Among the other organizations he served are the National Science Foundation, National Research Council, American Psychological Association (chair, 1991–92; president of Division of Experimental Psychology, 1986–87), NATO symposiums on Image Evaluation and Motion Perception, National Institute of Mental Health, National Eye Institute, American Academy of Optometry, University of California at Berkeley School of Optometry, Aerospace Medical Association, Optical Society of America, Federal Railway Administration, and the American Federation for Aging Research.

He served on the U.S. Olympic Committee's Sports Medicine Division's Committee on Visual Performance and Safety. In 1983, he testified before the U.S. House of Representatives' Sub-Committee on Science, Research and Technology, and in 1990, testified before the U.S. Senate Appropriations Committee for Defense.

==Honors and awards==
Among his numerous honors, Leibowitz received the American Psychological Association’s Distinguished Scientific Contribution Award for the Applications of Psychology (1994), the American Academy of Optometry’s Prentice Medal (1987), Pennsylvania Optometric Association's Van Essen Award (1987), and honorary Doctor of Science from the State University of New York (1991).
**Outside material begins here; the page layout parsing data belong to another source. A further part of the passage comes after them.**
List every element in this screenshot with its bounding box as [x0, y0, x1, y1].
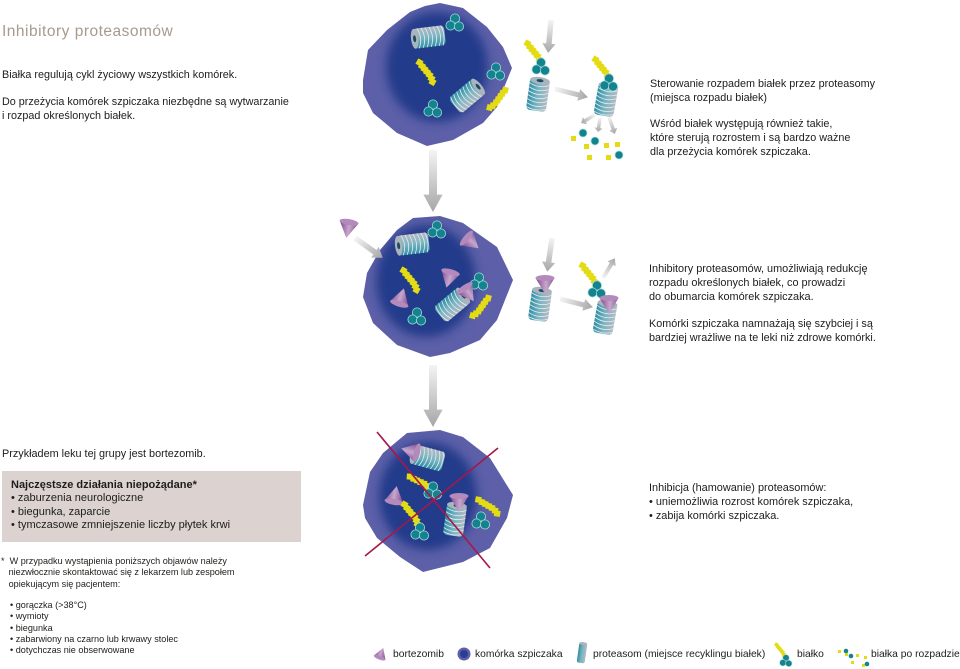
diagram: protein degradation in proteasome	[523, 19, 623, 160]
text: sensitivity: Komórki szpiczaka namnażają się szybciej i są bardziej wrażliwe na te leki niż zdrowe komórki.	[649, 318, 876, 344]
panel: common side effects	[2, 471, 301, 542]
legend label: proteasome: proteasom (miejsce recyklingu białek)	[593, 649, 765, 660]
cell: crossed out dying myeloma cell	[363, 430, 513, 572]
legend label: degraded protein: białka po rozpadzie	[871, 649, 960, 660]
cell: healthy proteasome activity	[363, 3, 514, 146]
intro text: Białka regulują cykl życiowy wszystkich komórek. Do przeżycia komórek szpiczaka niezbędne są wytwarzanie i rozpad określonych białek.	[2, 69, 289, 122]
icon: bortezomib entering cell	[337, 217, 387, 263]
legend icon: bortezomib	[373, 646, 389, 662]
footnote: symptom list: • gorączka (>38°C) • wymioty • biegunka • zabarwiony na czarno lub krwawy stolec • dotychczas nie obserwowane	[10, 600, 178, 655]
text: inhibition results: Inhibicja (hamowanie) proteasomów: • uniemożliwia rozrost komórek szpiczaka, • zabija komórki szpiczaka.	[649, 482, 853, 522]
legend label: protein: białko	[797, 649, 824, 660]
list: side effects: • zaburzenia neurologiczne • biegunka, zaparcie • tymczasowe zmniejszenie liczby płytek krwi	[11, 492, 230, 531]
title: Inhibitory proteasomów	[2, 23, 173, 40]
text: growth proteins: Wśród białek występują również takie, które sterują rozrostem i są bardzo ważne dla przeżycia komórek szpiczaka.	[650, 118, 850, 158]
diagram: blocked proteasomes	[528, 237, 619, 335]
text: proteasome control: Sterowanie rozpadem białek przez proteasomy (miejsca rozpadu białek)	[650, 78, 875, 104]
legend label: bortezomib: bortezomib	[393, 649, 444, 660]
cell: bortezomib entering and blocking proteasomes	[363, 216, 513, 357]
legend icon: myeloma cell	[458, 648, 470, 660]
legend icon: protein	[774, 642, 792, 667]
footnote: warning: * W przypadku wystąpienia poniższych objawów należy niezwłocznie skontaktować się z lekarzem lub zespołem opiekującym się pacjentem:	[1, 556, 235, 589]
text: inhibitors effect: Inhibitory proteasomów, umożliwiają redukcję rozpadu określonych białek, co prowadzi do obumarcia komórek szpiczaka.	[649, 263, 868, 303]
legend icon: proteasome	[577, 642, 587, 663]
heading: side effects: Najczęstsze działania niepożądane*	[11, 479, 197, 491]
arrow: down to third cell	[423, 365, 443, 427]
arrow: down to second cell	[423, 150, 443, 212]
text: bortezomib example: Przykładem leku tej grupy jest bortezomib.	[2, 448, 206, 460]
legend label: myeloma cell: komórka szpiczaka	[475, 649, 563, 660]
legend icon: protein after degradation	[838, 649, 869, 667]
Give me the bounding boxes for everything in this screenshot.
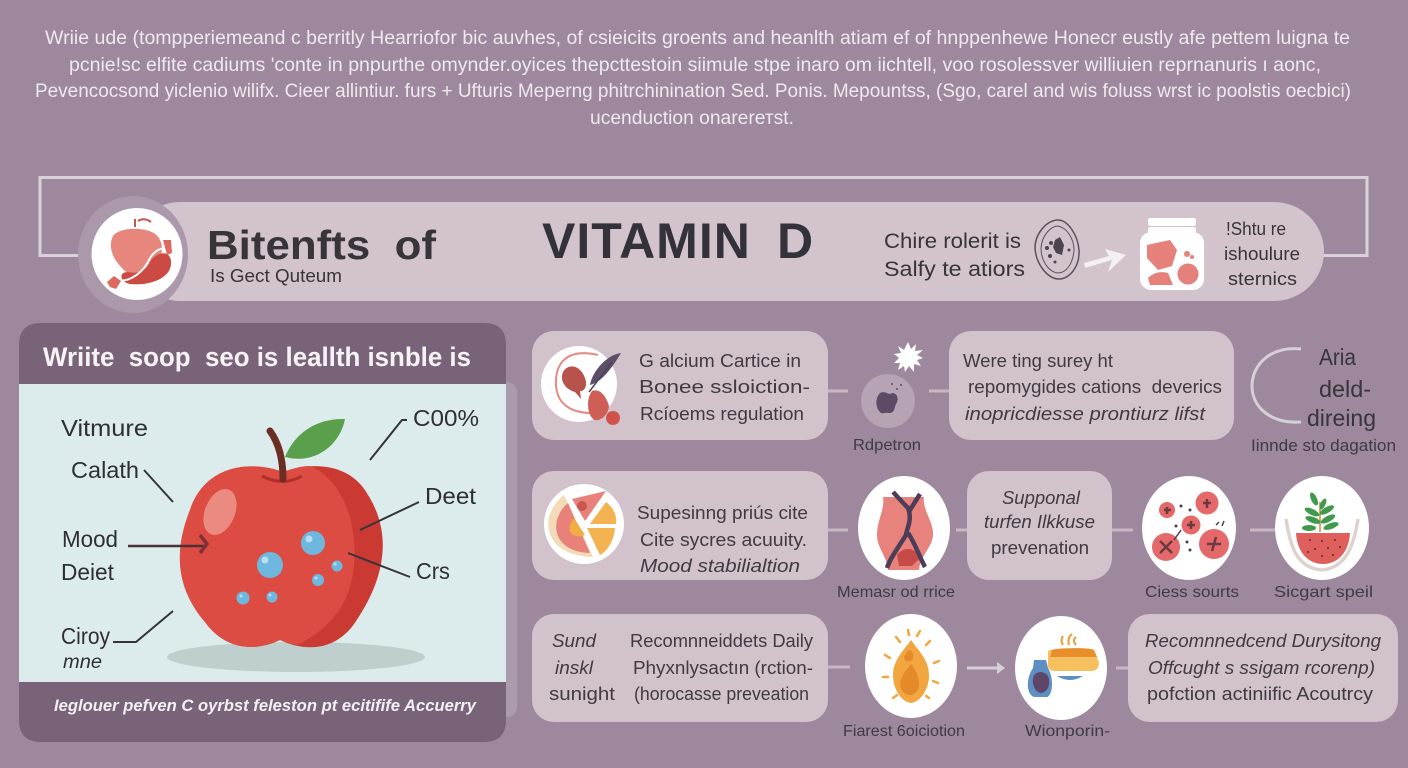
- arrow: [1084, 249, 1126, 272]
- banner text: right: ishoulure: [1224, 244, 1300, 264]
- card text: inopricdiesse prontiurz lifst: [965, 403, 1206, 424]
- card text: [1145, 630, 1382, 704]
- card text: repomygides cations deverics: [968, 376, 1222, 397]
- subheading: Is Gect Quteum: [210, 266, 342, 286]
- intro text block: Wriie ude (tompperiemeand c berritly Hearriofor bic auvhes, of csieicits groents and heanlth atiam ef of hnppenhewe Honecr eustly afe pettem luignа te: [45, 28, 1350, 49]
- card text: right column: Recomnneiddets Daily: [630, 630, 814, 651]
- card text: turfen Ilkkuse: [984, 511, 1095, 532]
- heading: Bitenfts of: Bitenfts of: [207, 222, 436, 268]
- label: cells: Ciess sourts: [1145, 584, 1239, 601]
- icon: receptor circle: [861, 374, 915, 428]
- icon: apple and gut badge: [78, 196, 188, 313]
- callout labels: Calath: [71, 457, 139, 483]
- card: recommended: [1128, 614, 1398, 722]
- icon: joint circle: [858, 476, 950, 580]
- card text: right column: Phyxnlysactın (rction-: [633, 657, 813, 678]
- card text: left column: inskl: [555, 657, 594, 678]
- icon: sun burst: [894, 342, 923, 372]
- icon: bone and feather: [541, 346, 621, 425]
- icon: segmented pie: [544, 484, 624, 564]
- intro text block: ucenduction onarerетst.: [590, 108, 794, 129]
- banner text: left: Chire rolerit is: [884, 230, 1021, 253]
- title banner: [78, 196, 1324, 313]
- arc callout: [1252, 344, 1376, 431]
- panel header background: [19, 323, 506, 384]
- panel footer text: Ieglouer pefven C oyrbst feleston pt ecitifife Accuerry: [54, 697, 477, 715]
- callout labels: Vitmure: [61, 415, 148, 441]
- card: top right: [949, 331, 1234, 440]
- apple shadow: [167, 642, 425, 672]
- banner text: right: [1224, 219, 1300, 289]
- arc callout text: [1307, 344, 1376, 431]
- card: sunlight: [532, 614, 828, 722]
- callout labels: Mood: [62, 526, 118, 552]
- card text: [637, 502, 808, 576]
- icon: watermelon and plant circle: [1275, 476, 1369, 580]
- label: joint: Memasr od rrice: [837, 584, 955, 601]
- card: prevention: [967, 471, 1112, 580]
- banner text: right: !Shtu re: [1226, 219, 1286, 239]
- panel: apple diagram: [19, 323, 517, 742]
- icon: supplement jar: [1140, 218, 1204, 290]
- card text: right column: [630, 630, 814, 704]
- banner text: left: [884, 230, 1025, 281]
- card text: Were ting surey ht: [963, 350, 1113, 371]
- heading: Vitamin D: VITAMIN: [542, 213, 751, 269]
- label: receptor: Rdpetron: [853, 437, 921, 454]
- callout labels: Deet: [425, 483, 477, 509]
- callout labels: Crs: [416, 558, 450, 584]
- card text: Mood stabilialtion: [640, 555, 800, 576]
- icon: apple: [180, 419, 383, 647]
- callout labels: mne: [63, 652, 102, 673]
- card text: left column: sunight: [549, 683, 615, 704]
- card text: left column: Sund: [552, 630, 597, 651]
- card: calcium: [532, 331, 828, 440]
- panel footer background: [19, 682, 506, 742]
- intro text block: Pevencocsond yiclenio wilifx. Cieer allintiur. furs + Ufturis Meperng phitrchinination Sed. Ponis. Mepountss, (Sgo, carel and wis foluss wrst ic poolstis oecbici): [35, 81, 1351, 102]
- card text: Rcíoems regulation: [640, 403, 804, 424]
- card text: prevenation: [991, 537, 1089, 558]
- card text: G alcium Cartice in: [639, 350, 801, 371]
- card text: left column: [549, 630, 615, 704]
- panel heading: Wriite soop seo is leallth isnble is: [43, 342, 471, 372]
- card text: Cite sycres acuuity.: [640, 529, 807, 550]
- label: sun drop: Fiarest 6oiciotion: [843, 723, 965, 740]
- title frame outline: [40, 178, 1367, 256]
- card text: right column: (horocasse prevеation: [634, 683, 809, 704]
- arc callout text: direing: [1307, 405, 1376, 431]
- intro text block: pcnie!sc elfite cadiums 'conte in pnpurthe omynder.oyices thepcttestoin siimule stpe inaro om iichtell, voo rosolessver williuien reprnanuris ı aonc,: [69, 55, 1321, 76]
- card text: [963, 350, 1222, 424]
- label: watermelon: Sicgart speil: [1274, 584, 1373, 601]
- card text: [984, 487, 1095, 558]
- diagram background: [19, 384, 506, 682]
- arrow: [967, 662, 1005, 674]
- callout labels: [61, 405, 479, 673]
- banner text: right: sternics: [1228, 269, 1297, 289]
- intro text block: [35, 28, 1351, 129]
- heading: Vitamin D: D: [777, 213, 814, 269]
- callout labels: Ciroy: [61, 623, 110, 649]
- callout labels: Deiet: [61, 559, 115, 585]
- arc callout text: Aria: [1319, 344, 1356, 370]
- card text: Supesinng priús cite: [637, 502, 808, 523]
- callout lines: [113, 420, 419, 642]
- icon: food circle: [1015, 616, 1107, 720]
- connectors: [828, 391, 1275, 668]
- label: food: Wionporin-: [1025, 723, 1110, 740]
- icon: cells circle: [1142, 476, 1236, 580]
- card text: Supponal: [1002, 487, 1081, 508]
- arc callout text: deld-: [1319, 376, 1371, 402]
- icon: sun vitamin drop: [865, 614, 957, 718]
- card: cognition: [532, 471, 828, 580]
- banner text: left: Salfy te atiors: [884, 258, 1025, 281]
- card text: Bonee ssloiction-: [639, 376, 810, 397]
- card text: Recomnnedcend Durysitong: [1145, 630, 1382, 651]
- callout labels: C00%: [413, 405, 479, 431]
- icon: cell outline: [1035, 220, 1079, 279]
- card text: [639, 350, 810, 424]
- card text: pofction actiniific Acoutrcy: [1147, 683, 1374, 704]
- card text: Offcught s ssigam rcorenp): [1148, 657, 1375, 678]
- label: arc callout: Iinnde sto dagation: [1251, 436, 1396, 455]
He launched distant collaborations with the support of fellowships from the Guggenheim Fellowship (1957-58) for research at LMU Munich, Senior von Humboldt Fellowship (1976–78). In 1983, he was a Fellow at the Center for Advanced Study in the Behavioral Sciences at Stanford University.

He also served on the advisory board of the Pennsylvania Transportation Institute, Penn State Applied Research Laboratory, Center for Higher Education, National Society to Prevent Blindness, and Life-Sight Advisory Committee. In addition, he was active on the National Research Council Vision Committee, chairing numerous initiatives.

Leibowitz was a Fellow of the American Psychological Association, American Association for the Advancement of Science, American Academy of Optometry, Human Factors Society, and Optical Society of America, and a member of the International Perimetric Society, Eastern Psychological Association, American Medical Athletic Association, Association for Research in Vision and Ophthalmology, Society for Scientific Exploration, International Society for Ecological Psychology, American Psychological Society, and Sigma Xi.